Ainda
ontem aqui citei duas personalidades que, por razões certamente
diferentes e separadas por alguns anos de distância, confluíram no
‘diagnóstico’: a ‘imagem’ de Portugal era, então, muito
‘pobre’ e difusa na Ásia.
Mas
seria muitíssimo interessante para mim perceber, hoje, em 2019, que
estereótipos e generalizações existem
sobre os portugueses por esse mundo fora.
Lembro,
de qualquer modo – e apesar de ser evidente que
as ‘visões’ a seguir
transcritas estavam, como não poderia, talvez, deixar de ser , imbuídas de um conjunto de estereótipos e generalizações criados
e ampliados pelo facto de aqueles portugueses serem dominadores e
conquistadores – um
excerto de um compêndio
escolar de História que
utilizei quando era estudante do ensino secundário:
“Os
Portugueses vistos…
...pelos
Africanos
Um
dia sobre o mar surgiu um grande barco. Tinha asas brancas e
brilhantes como facas ao sol. Homens brancos saíram da água dizendo
palavras que ninguém compreendia. Os nossos antepassados tomaram
medo e pensaram que eram «vumbi», almas do outro mundo. Conseguiram
fazê-los regressar ao mar disparando nuvens de flechas. Mas os
«vumbi» começaram a cuspir fogo com um barulho de trovão…
Tradução
oral africana, in F. Braudel, Civilização Material…, III.
...pelos
Chineses
Pode
dizer-se que o objectivo primeiro da vinda dos Fu-lang-chi [os
Portugueses] para a China foi o comércio (…).
As
gentes Fu-lang-chi são altas e têm grandes narizes. Os olhos são
como os do gato e a forma da boca como a da águia. O pêlo
cresce-lhes até nas costas das mãos e as suas barbas são
vermelhas. Amam o comércio e, apoiados no seu poder militar, têm o
hábito de invadir e oprimir os países mais pequenos.

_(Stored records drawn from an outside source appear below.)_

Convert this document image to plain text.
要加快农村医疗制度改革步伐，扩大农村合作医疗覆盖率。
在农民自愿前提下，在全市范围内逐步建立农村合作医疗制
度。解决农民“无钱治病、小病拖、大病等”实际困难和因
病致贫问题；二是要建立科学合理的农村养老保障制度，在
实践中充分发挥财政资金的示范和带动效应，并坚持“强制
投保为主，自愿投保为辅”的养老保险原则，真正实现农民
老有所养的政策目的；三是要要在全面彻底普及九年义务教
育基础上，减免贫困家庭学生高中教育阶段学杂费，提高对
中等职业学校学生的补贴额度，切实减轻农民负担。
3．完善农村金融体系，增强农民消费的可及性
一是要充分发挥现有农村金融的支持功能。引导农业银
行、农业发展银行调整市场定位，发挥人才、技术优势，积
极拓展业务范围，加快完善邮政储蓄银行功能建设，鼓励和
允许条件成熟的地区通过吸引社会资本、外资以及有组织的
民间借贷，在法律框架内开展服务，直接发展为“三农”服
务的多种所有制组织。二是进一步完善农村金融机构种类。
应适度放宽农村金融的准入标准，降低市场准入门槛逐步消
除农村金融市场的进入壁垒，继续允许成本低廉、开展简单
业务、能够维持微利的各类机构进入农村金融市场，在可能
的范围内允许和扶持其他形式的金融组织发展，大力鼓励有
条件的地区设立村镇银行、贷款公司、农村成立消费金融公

Vão a
qualquer sítio onde haja lucro (…) Usam roupas limpas e
bonitas...Sempre que surge uma disputa, apontam para o céu e juram
dizer a verdade.
História
dos Ming (adaptado).
...e
pelos Japoneses
Estes
homens [os Portugueses] são comerciantes (…). Bebem em copo sem o
oferecerem aos outros. Comem com os dedos (1) e não com pauzinhos
como nós (…). São gente que passa a vida viajando de aqui para
além, sem morada certa, e trocam os produtos que possuem pelos que
não têm, mas no fundo não são má gente.
Crónica
Teppo-Ki (adaptado).
(1)
No século XVI, os Europeus ainda só raramente usavam o garfo.”.